Hat die Schweiz ein Schiedsrichter-Problem?
Florian Vögeli
Nach dem Klassiker gehen die Diskussionen über die Schweizer Unparteiischen in die nächste Runde. Seit Jahren werden diese immer wieder kritisiert. Liegt das Problem vielleicht bei der Führung?
Es geht nicht um diesen Klassiker, bei dem der Unparteiische die viel zitierte Linie vermissen lässt. Es geht auch nicht um eine allfällige Benachteiligung des FCB. Es geht um eine grundsätzliche Schiedsrichterdiskussion, die bei den Unparteiischen auf dem Platz anfängt und sich über den VAR bis in die Führungsetage hinzieht.
Unterschiede zu ähnlichen Ligen
Der passendste Schiedsrichter wäre wohl ein ehemaliger Fussballprofi. Sie wollen sich die schwierige Rolle als Unparteiischen aber nicht antun. Wenn man aber eimal auf dieser Seite des Spiels gestanden hat, kann man das nötige Fingerspitzengefühl an den Tag legen und die Regeln meist optimal anwenden. Denn diese sind nicht glasklar formuliert. Oft sind sie interpretierbar. Auch deshalb gibt es in allen Ländern viele Diskussionen, die hoch emotional sind. Sie sind vermutlich auch ein Mitgrund, weshalb der Fussball so populär ist.
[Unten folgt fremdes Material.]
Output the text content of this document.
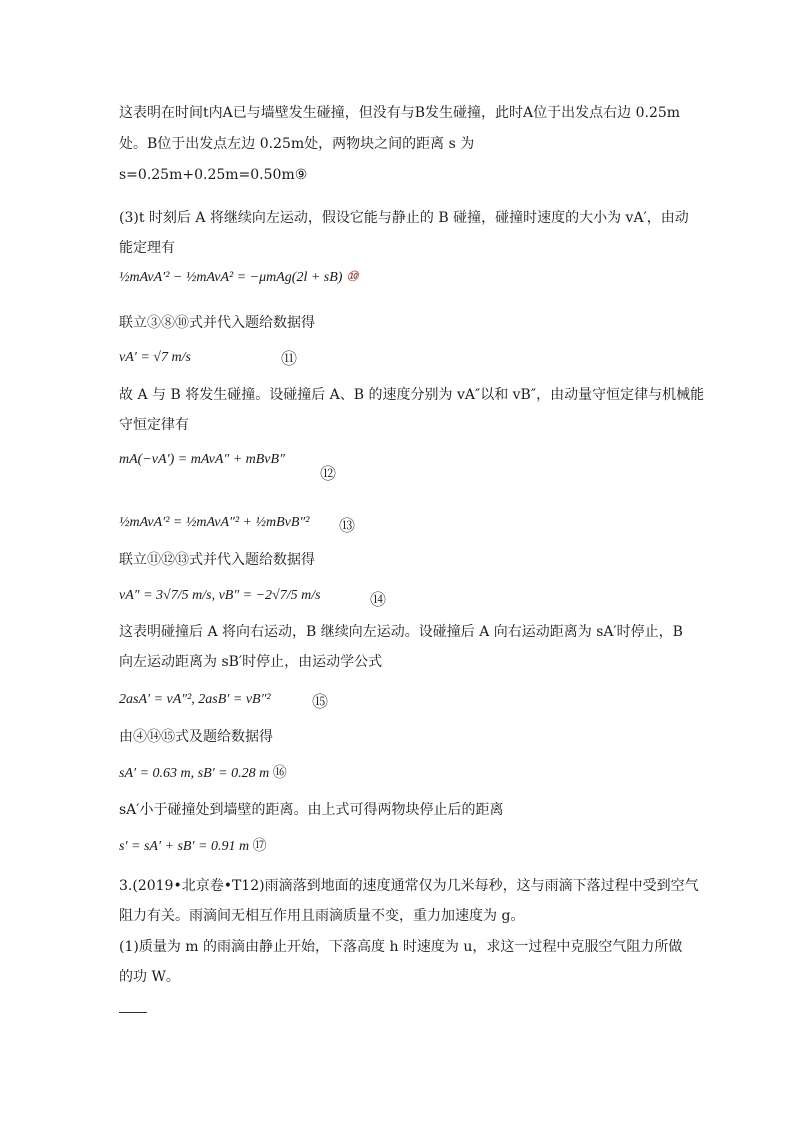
这表明在时间t内A已与墙壁发生碰撞，但没有与B发生碰撞，此时A位于出发点右边 0.25m
处。B位于出发点左边 0.25m处，两物块之间的距离 s 为
s=0.25m+0.25m=0.50m⑨
(3)t 时刻后 A 将继续向左运动，假设它能与静止的 B 碰撞，碰撞时速度的大小为 vA′，由动
能定理有
½mAvA′² − ½mAvA² = −μmAg(2l + sB) ⑩
联立③⑧⑩式并代入题给数据得
vA′ = √7 m/s	⑪
故 A 与 B 将发生碰撞。设碰撞后 A、B 的速度分别为 vA″以和 vB″，由动量守恒定律与机械能
守恒定律有
mA(−vA′) = mAvA″ + mBvB″
⑫
½mAvA′² = ½mAvA″² + ½mBvB″² ⑬
联立⑪⑫⑬式并代入题给数据得
vA″ = 3√7/5 m/s, vB″ = −2√7/5 m/s	⑭
这表明碰撞后 A 将向右运动，B 继续向左运动。设碰撞后 A 向右运动距离为 sA′时停止，B
向左运动距离为 sB′时停止，由运动学公式
2asA′ = vA″², 2asB′ = vB″²	⑮
由④⑭⑮式及题给数据得
sA′ = 0.63 m, sB′ = 0.28 m ⑯
sA′小于碰撞处到墙壁的距离。由上式可得两物块停止后的距离
s′ = sA′ + sB′ = 0.91 m ⑰
3.(2019•北京卷•T12)雨滴落到地面的速度通常仅为几米每秒，这与雨滴下落过程中受到空气
阻力有关。雨滴间无相互作用且雨滴质量不变，重力加速度为 g。
(1)质量为 m 的雨滴由静止开始，下落高度 h 时速度为 u，求这一过程中克服空气阻力所做
的功 W。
Umso wichtiger, dass Schiedsrichter:innen sich in die Situation hineinversetzen können, damit die möglichst richtige Entscheidung herauskommt. Dabei geht es nicht um einzelne Fehlentscheidungen. Fehler wird es – wie auch bei den Spielenden selbst – immer und überall geben, da Menschen nicht fehlerfrei sein können. Vielmehr geht es um die zahlreichen kleinen Entscheidungen, die eine Linie im Spiel erkennbar machen. Es geht um die Körpersprache und nicht zuletzt um eine gute Kommunikation. Vergleicht man Schweizer Schiedsrichter mit solchen aus ähnlichen europäischen Ligen, kommt man schnell zum Schluss, dass es genau in diesen Punkten Unterschiede gibt.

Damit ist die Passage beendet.